Paix et reconstruction sont les maîtres-mots à Luanda, trois mois après les accords du 4 avril qui ont mis fin au sanglant conflit entre les forces gouvernementales et l’Unita. Tant du côté du MPLA, le parti au pouvoir, que de l’ancienne opposition armée de l’Unita, on affirme que la guerre est bien finie et que la lutte politique commence. Mais dans quel contexte : l' économie angolaise, son agriculture et ses infrastructures sont en ruines. Beaucoup de routes sont encore minées ou impraticables, les ponts détruits. Et la situation humanitaire et sociale du pays est dans un état critique et nécessite argent et mobilisation de tous pour éviter des actes désespérés de banditisme dans un pays habitué à l’insécurité et à la circulation des armes. Les autorités multiplient les déclarations rassurantes et les visites dans les provinces longtemps délaissées. Tandis que l'état-major du MPLA réfléchit sur des nouvelles approches. Son secrétaire-général Joao Lourenco estime que l'ancien parti marxiste se trouve dans un « processus de rénovation continu », mais d'autres dirigeants demandent « plus de transparence » dans les décisions gouvernementales et affirment qu'il faut « s'occuper davantage du peuple. »
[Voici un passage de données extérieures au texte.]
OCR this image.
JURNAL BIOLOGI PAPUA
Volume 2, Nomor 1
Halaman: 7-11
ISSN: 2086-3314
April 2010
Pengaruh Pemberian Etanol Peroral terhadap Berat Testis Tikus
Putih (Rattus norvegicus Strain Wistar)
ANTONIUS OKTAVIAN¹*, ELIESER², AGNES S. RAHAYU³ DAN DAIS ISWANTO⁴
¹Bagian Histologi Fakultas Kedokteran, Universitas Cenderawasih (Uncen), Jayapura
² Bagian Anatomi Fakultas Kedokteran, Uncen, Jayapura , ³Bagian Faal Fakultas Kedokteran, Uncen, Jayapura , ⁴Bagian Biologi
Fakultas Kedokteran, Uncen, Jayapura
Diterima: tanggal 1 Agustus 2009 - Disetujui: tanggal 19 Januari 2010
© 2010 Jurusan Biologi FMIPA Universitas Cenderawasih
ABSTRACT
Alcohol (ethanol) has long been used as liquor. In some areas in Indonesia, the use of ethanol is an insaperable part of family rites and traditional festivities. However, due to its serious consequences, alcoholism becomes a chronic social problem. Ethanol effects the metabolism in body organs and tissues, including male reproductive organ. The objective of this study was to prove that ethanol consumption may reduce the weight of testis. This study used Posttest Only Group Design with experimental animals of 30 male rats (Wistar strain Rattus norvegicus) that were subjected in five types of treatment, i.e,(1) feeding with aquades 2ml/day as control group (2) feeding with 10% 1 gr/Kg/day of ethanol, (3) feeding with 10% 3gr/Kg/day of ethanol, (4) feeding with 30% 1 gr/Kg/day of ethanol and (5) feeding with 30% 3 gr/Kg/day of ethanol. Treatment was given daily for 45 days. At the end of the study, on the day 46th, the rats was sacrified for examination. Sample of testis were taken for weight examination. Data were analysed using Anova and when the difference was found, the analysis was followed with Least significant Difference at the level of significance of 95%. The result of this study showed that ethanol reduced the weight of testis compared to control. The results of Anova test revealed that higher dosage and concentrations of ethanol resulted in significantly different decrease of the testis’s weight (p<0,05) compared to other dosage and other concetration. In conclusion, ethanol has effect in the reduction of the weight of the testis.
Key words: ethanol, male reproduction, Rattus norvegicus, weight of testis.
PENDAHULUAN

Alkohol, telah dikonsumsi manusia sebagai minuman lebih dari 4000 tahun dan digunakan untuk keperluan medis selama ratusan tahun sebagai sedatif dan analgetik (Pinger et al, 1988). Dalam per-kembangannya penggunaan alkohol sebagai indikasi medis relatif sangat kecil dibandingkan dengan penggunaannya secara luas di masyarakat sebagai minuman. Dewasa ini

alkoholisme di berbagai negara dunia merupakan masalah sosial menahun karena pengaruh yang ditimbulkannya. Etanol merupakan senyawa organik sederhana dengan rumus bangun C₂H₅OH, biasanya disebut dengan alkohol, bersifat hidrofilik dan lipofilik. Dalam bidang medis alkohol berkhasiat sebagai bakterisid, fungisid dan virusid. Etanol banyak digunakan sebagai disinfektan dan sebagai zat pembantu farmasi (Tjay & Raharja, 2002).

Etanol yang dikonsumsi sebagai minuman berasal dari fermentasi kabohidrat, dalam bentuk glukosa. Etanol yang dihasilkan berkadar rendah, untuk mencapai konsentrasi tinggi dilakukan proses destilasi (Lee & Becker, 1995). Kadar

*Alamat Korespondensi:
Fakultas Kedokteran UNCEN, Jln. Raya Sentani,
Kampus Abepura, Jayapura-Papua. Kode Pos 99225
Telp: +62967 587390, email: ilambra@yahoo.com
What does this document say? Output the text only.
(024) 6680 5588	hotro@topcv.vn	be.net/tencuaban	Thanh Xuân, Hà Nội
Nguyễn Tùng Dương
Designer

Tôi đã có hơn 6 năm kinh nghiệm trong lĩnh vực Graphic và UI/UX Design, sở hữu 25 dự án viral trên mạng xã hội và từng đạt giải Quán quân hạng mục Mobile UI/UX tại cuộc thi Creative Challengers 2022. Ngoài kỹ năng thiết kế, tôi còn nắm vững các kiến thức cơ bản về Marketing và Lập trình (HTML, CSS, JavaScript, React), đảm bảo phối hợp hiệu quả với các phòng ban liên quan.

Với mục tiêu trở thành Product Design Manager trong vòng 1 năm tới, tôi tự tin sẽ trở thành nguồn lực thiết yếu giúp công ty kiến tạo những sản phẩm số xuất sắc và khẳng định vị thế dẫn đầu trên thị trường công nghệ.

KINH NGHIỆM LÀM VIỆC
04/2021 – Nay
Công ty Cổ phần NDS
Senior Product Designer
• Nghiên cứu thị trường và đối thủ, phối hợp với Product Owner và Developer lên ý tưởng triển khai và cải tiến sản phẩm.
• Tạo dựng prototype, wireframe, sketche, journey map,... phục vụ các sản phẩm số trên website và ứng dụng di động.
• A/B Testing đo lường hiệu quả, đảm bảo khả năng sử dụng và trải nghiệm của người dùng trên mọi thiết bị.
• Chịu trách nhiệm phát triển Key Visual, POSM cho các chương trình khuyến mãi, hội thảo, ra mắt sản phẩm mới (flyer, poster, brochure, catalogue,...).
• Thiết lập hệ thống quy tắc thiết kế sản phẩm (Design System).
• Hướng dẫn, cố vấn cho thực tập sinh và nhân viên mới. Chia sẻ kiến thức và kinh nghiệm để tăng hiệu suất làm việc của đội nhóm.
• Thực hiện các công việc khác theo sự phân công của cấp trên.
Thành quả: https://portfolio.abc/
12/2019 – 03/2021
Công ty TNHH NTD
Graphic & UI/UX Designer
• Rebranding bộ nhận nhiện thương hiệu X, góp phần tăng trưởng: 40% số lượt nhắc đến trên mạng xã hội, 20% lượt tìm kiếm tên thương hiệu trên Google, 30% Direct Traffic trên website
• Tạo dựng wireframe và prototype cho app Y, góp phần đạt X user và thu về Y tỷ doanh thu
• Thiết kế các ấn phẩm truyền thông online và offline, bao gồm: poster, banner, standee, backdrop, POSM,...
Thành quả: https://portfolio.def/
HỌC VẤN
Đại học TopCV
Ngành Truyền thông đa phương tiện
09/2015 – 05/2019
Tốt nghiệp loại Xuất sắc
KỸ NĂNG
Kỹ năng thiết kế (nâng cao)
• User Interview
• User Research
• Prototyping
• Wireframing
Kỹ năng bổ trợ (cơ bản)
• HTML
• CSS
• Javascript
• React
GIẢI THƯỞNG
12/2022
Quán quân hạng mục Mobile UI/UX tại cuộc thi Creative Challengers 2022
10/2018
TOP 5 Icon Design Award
L'Unita doit refaire… son unité

Sur le plan politique, les anciens adversaires, toujours méfiants les uns des autres, savent qu’il faut d’abord réussir la paix avant de passer à la prochaine étape, c’est-à-dire la concurrence pacifique pour le pouvoir à travers des élections démocratiques. L’échéance électorale, la première depuis 1992, a déjà été fixée par le MPLA pour 2004, le Président dos Santos ayant annoncé l'an dernier qu’il ne briguerait pas un nouveau mandat. Son parti ne s’est pas encore prononcé sur un candidat pour sa succession : la décision est repoussée à l’année prochaine.
L’Unita doit de son côté refaire son unité, entre dirigeants de l’intérieur, de l’extérieur et ceux qui s’étaient ralliés au gouvernement sous la houlette de l’Unita Renovada (Unita rénovée), ainsi que les députés, restés à Luanda tout en continuant à se réclamer du mouvement. Le MPLA et l'Unita sont de loin les forces dominantes parmi les quelque 200 partis et groupes politiques du pays… Le FNLA de Roberto Holden a, lui, beaucoup perdu de son importance, sauf dans certaines régions du nord.
Malgré les problèmes pressants de l'intérieur, les dirigeants de Luanda ne perdent pas de vue le rôle régional de l'Angola. Les forces armées angolaises (FAA) sont déjà présentes en RDC (République démocratique du Congo) et au Congo Brazzaville. Leur appui a été déterminant pour Kinshasa, d’abord aux côtés de Laurent Désiré Kabila puis de son fils Joseph. Elles ont permis le retour au pouvoir de Denis Sassou Nguesso à Brazzaville et protègent aussi bien le port pétrolier de Pointe-Noire que la capitale elle-même, comme cela a été le cas lors de la dernière attaque en juin contre l’aéroport de Brazzaville, par des partisans armés du révérend Ntoumi. Dans les deux cas, la préoccupation angolaise était avant tout sécuritaire : il fallait empêcher l’Unita d’utiliser ces pays comme bases arrières pour lancer des attaques contre le territoire national.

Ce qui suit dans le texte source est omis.